颯太の顔に決意がにじむ。「今日だけは、渡さない。委員会に渡したら、痕跡は『証拠』になる。証拠になったら、僕らの声は消える。悠馬、それを見せるわけにはいかない」

悠馬は箱に手を伸ばし、そっと蓋の端に触れた。触れるという行為は、彼にとっていつでも賭けだった。指先に伝わる木の温度、ニスのわずかなベタつき、みのりの指跡。触れた瞬間、彼の視界に柔らかな色の重なりが広がる。玲奈の声の余韻。颯太が昨夜呟いた「ごめんね」。みのりの笑い声と、二階の窓から入る光の温度。断片が層になって、箱の内部にあるように見えた。
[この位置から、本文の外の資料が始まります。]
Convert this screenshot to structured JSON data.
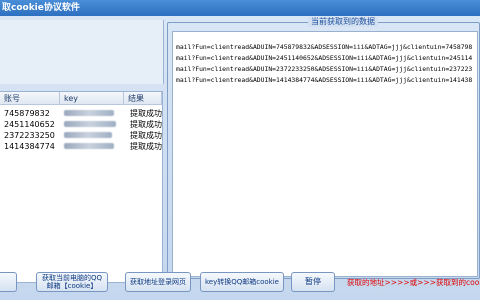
{
  "window": {
    "title": "取cookie协议软件"
  },
  "table": {
    "headers": [
      "账号",
      "key",
      "结果"
    ],
    "rows": [
      {
        "account": "745879832",
        "result": "提取成功"
      },
      {
        "account": "2451140652",
        "result": "提取成功"
      },
      {
        "account": "2372233250",
        "result": "提取成功"
      },
      {
        "account": "1414384774",
        "result": "提取成功"
      }
    ]
  },
  "output": {
    "legend": "当前获取到的数据",
    "lines": [
      "mail?Fun=clientread&ADUIN=745879832&ADSESSION=iii&ADTAG=jjj&clientuin=7458798",
      "mail?Fun=clientread&ADUIN=2451140652&ADSESSION=iii&ADTAG=jjj&clientuin=245114",
      "mail?Fun=clientread&ADUIN=2372233250&ADSESSION=iii&ADTAG=jjj&clientuin=237223",
      "mail?Fun=clientread&ADUIN=1414384774&ADSESSION=iii&ADTAG=jjj&clientuin=141438"
    ]
  },
  "buttons": {
    "left_partial": "",
    "get_cookie_line1": "获取当前电脑的QQ",
    "get_cookie_line2": "邮箱【cookie】",
    "get_login_url": "获取地址登录网页",
    "key_to_mail": "key转换QQ邮箱cookie",
    "pause": "暂停"
  },
  "status": {
    "hint": "获取的地址>>>>或>>>获取到的cookie请"
  },
  "colors": {
    "title_bar": "#2d6fc0",
    "hint_red": "#e00000",
    "button_text": "#0e3a82"
  }
}
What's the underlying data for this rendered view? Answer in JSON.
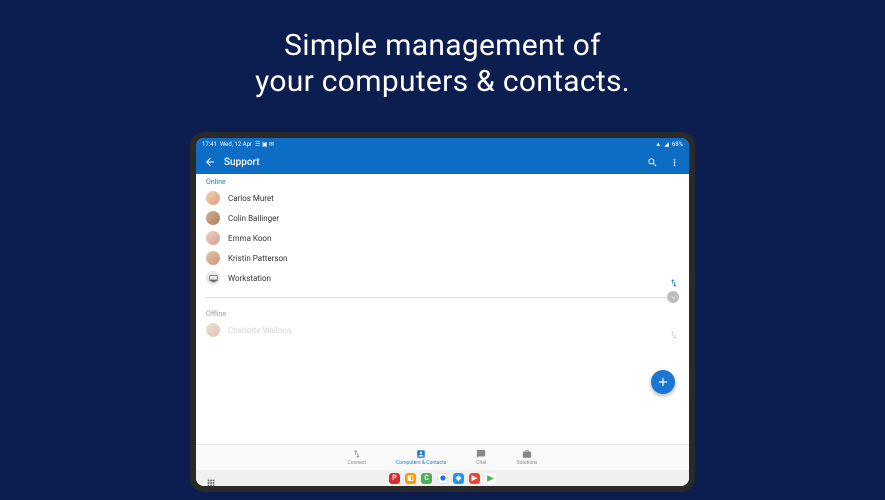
{
  "headline_line1": "Simple management of",
  "headline_line2": "your computers & contacts.",
  "status": {
    "time": "17:41",
    "date": "Wed, 12 Apr",
    "battery": "68%"
  },
  "app_bar": {
    "title": "Support"
  },
  "sections": {
    "online_label": "Online",
    "offline_label": "Offline"
  },
  "contacts": {
    "online": [
      {
        "name": "Carlos Muret"
      },
      {
        "name": "Colin Ballinger"
      },
      {
        "name": "Emma Koon"
      },
      {
        "name": "Kristin Patterson"
      },
      {
        "name": "Workstation"
      }
    ],
    "offline": [
      {
        "name": "Charlotte Walloon"
      }
    ]
  },
  "bottom_nav": {
    "items": [
      {
        "label": "Connect"
      },
      {
        "label": "Computers & Contacts"
      },
      {
        "label": "Chat"
      },
      {
        "label": "Solutions"
      }
    ]
  }
}
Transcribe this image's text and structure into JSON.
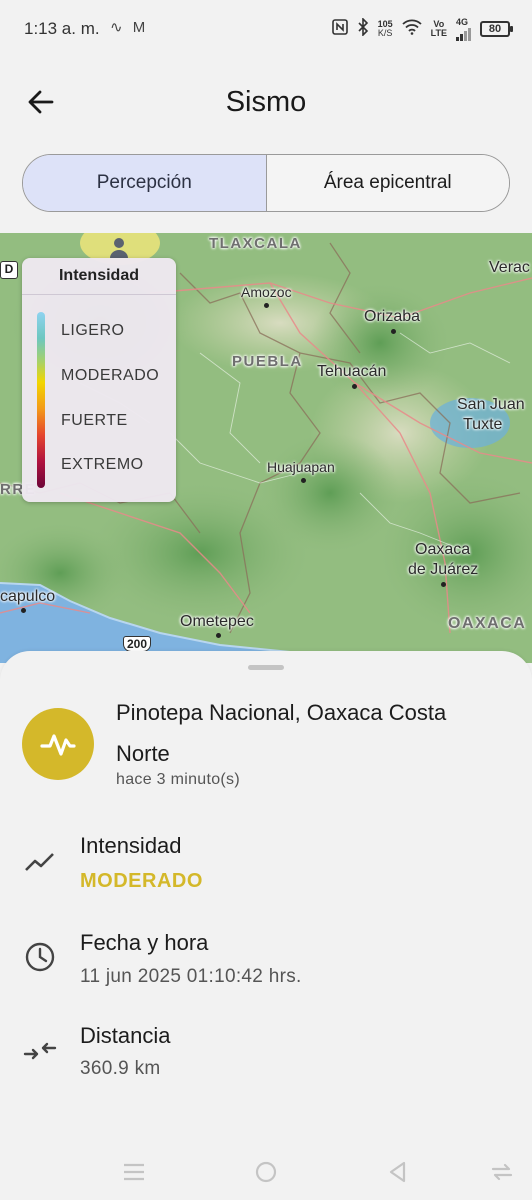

だが、悠馬の胸の中である不安が先走った。もし彼がこの断片をはっきりと「こうだ」と定義してしまえば、消えてしまう。痕跡は確かにそこにあって、しかしその確かさを言い切ってしまえば、輪郭が溶けるのだ。悠馬は本能的に、言葉に触れようとする自分を押しとどめた。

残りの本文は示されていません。